6. En troisième lieu, la circonstance que les autorités pénales suisses auraient constaté que les données du fichier HSBC qui leurs avaient été transmises par les autorités françaises n'auraient pas été exactement les mêmes que celles que ces dernières autorités auraient saisies ne saurait à elle-seule permettre de regarder les données qui sont opposées au contribuable comme dépourvues de caractère probant.

7. Enfin, aux termes de l'article 151 du code général des impôts : " Pour l'application de l'article L. 69 du Livre des procédures fiscales, l'impôt sur les revenus des avoirs à l'étranger est établi sur le produit du montant de ces avoirs par la moyenne annuelle des taux de rendement brut à l'émission des obligations des sociétés privées ". En retenant le taux de change en vigueur à la date où le montant des avoirs a été déterminé, soit à la date du 31 décembre 2005, le service n'a pas méconnu les dispositions précitées. Si Mme C... demande le bénéficie de la doctrine référencée BOI-IR-BASE-10-10-10-10 20161128 relative aux déclarations du revenu global, le paragraphe n° 20 de cette doctrine permet aux contribuables qui déclarent des revenus de source étrangère, à titre de règle pratique, de les convertir sur la base d'un taux de change annuel moyen, en évitant de recourir au taux de change au jour de l'encaissement de chaque élément de leur revenu. Cette doctrine ne prévoit pas d'appliquer ce taux moyen à la conversion d'un capital, soit en l'espèce le montant des avoirs constatés au 31 décembre 2005. Par suite, la requérante n'est pas fondée à demander le bénéficie de la doctrine dans les prévisions de laquelle elle n'entre pas.

8. Il résulte de tout ce qui précède que Mme C... n'est pas fondée à soutenir que c'est à tort que, par le jugement attaqué, le Tribunal administratif de Paris a rejeté sa demande. Les dispositions de l'article L. 761-1 du code de justice administrative font obstacle à ce que soit mis à la charge de l'État, qui n'est pas dans la présente instance la partie perdante, le versement de la somme que la requérante demande au titre des frais exposés par elle et non compris dans les dépens.

DECIDE :

Article 1er : La requête de Mme C... est rejetée.

Article 2 : Le présent arrêt sera notifié à Mme F... C... et au ministre de l'économie, des finances et de la relance.

Copie en sera adressée au chef des services fiscaux chargé de la direction nationale des vérifications de situations fiscales.

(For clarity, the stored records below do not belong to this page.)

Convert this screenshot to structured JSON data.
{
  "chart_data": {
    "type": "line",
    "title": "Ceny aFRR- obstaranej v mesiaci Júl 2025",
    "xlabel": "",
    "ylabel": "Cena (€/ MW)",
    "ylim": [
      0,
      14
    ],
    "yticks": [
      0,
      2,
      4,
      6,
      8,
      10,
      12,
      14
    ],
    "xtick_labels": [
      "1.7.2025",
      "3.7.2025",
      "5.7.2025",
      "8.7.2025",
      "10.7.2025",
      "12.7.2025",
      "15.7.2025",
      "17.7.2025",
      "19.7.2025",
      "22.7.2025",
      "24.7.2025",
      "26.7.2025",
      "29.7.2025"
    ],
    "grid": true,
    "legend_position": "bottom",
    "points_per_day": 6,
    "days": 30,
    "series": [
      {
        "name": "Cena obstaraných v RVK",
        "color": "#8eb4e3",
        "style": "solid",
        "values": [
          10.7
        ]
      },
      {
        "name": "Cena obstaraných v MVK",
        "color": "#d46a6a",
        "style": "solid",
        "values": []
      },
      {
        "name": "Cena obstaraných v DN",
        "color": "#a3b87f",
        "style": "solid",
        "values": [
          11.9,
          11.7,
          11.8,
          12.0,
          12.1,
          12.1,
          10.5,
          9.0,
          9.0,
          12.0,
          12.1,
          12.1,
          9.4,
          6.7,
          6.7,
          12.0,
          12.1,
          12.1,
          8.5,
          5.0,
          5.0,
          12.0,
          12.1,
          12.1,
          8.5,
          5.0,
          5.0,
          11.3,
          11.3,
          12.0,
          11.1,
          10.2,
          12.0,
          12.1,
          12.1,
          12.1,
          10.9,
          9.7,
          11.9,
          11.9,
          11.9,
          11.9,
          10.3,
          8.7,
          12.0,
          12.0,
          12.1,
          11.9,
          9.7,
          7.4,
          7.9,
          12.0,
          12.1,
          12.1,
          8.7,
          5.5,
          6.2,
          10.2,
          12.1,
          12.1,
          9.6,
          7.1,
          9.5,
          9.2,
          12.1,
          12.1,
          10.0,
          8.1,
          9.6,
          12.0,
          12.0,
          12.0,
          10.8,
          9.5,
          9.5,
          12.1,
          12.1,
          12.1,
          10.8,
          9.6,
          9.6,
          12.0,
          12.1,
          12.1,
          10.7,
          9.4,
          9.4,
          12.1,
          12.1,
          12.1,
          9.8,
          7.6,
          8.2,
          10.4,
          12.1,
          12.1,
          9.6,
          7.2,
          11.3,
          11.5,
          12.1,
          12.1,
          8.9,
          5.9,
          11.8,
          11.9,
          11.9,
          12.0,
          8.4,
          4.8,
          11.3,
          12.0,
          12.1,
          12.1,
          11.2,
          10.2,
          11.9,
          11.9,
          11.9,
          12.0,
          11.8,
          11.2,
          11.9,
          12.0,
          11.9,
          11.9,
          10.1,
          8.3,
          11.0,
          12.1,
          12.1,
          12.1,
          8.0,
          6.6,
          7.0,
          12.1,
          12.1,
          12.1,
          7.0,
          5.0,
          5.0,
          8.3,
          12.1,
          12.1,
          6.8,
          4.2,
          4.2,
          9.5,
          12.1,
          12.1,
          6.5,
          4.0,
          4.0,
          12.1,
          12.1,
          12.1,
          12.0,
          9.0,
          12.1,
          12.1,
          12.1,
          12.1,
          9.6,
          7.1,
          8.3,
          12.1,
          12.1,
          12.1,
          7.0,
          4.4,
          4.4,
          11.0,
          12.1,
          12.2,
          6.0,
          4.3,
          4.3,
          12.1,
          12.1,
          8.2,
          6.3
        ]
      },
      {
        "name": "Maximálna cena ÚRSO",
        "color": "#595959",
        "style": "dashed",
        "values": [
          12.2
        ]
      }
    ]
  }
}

Délibéré après l'audience du 20 janvier 2021, à laquelle siégeaient :

- Mme Brotons, président de chambre,

- M. E..., premier conseiller,

- Mme Bonneau-Mathelot, premier conseiller,

Rendu public par mise à disposition au greffe le 3 février 2021.

Le rapporteur,

F. E...Le président,

I. BROTONS

Le greffier,

I. BEDR

La République mande et ordonne au ministre de l'économie, des finances et de la relance en ce qui le concerne ou à tous huissiers de justice à ce requis en ce qui concerne les voies de droit commun contre les parties privées, de pourvoir à l'exécution de la présente décision.

7

2

N° 20PA00933


Synthèse
Tribunal : Cour administrative d'appel de Paris
Formation : 2ème chambre
Numéro d'arrêt : 20PA00933
Date de la décision : 03/02/2021
Type d'affaire : Administrative
Type de recours : Plein contentieux

Composition du Tribunal
Président : Mme BROTONS
Rapporteur ?: M. Franck MAGNARD
Rapporteur public ?: Mme JIMENEZ
Avocat(s) : WATSON, FARLEY et WILLIAMS

Origine de la décision
Date de l'import : 12/02/2021
Fonds documentaire ?: Legifrance
Identifiant URN:LEX : urn:lex;fr;cour.administrative.appel.paris;arret;2021-02-03;20pa00933 ?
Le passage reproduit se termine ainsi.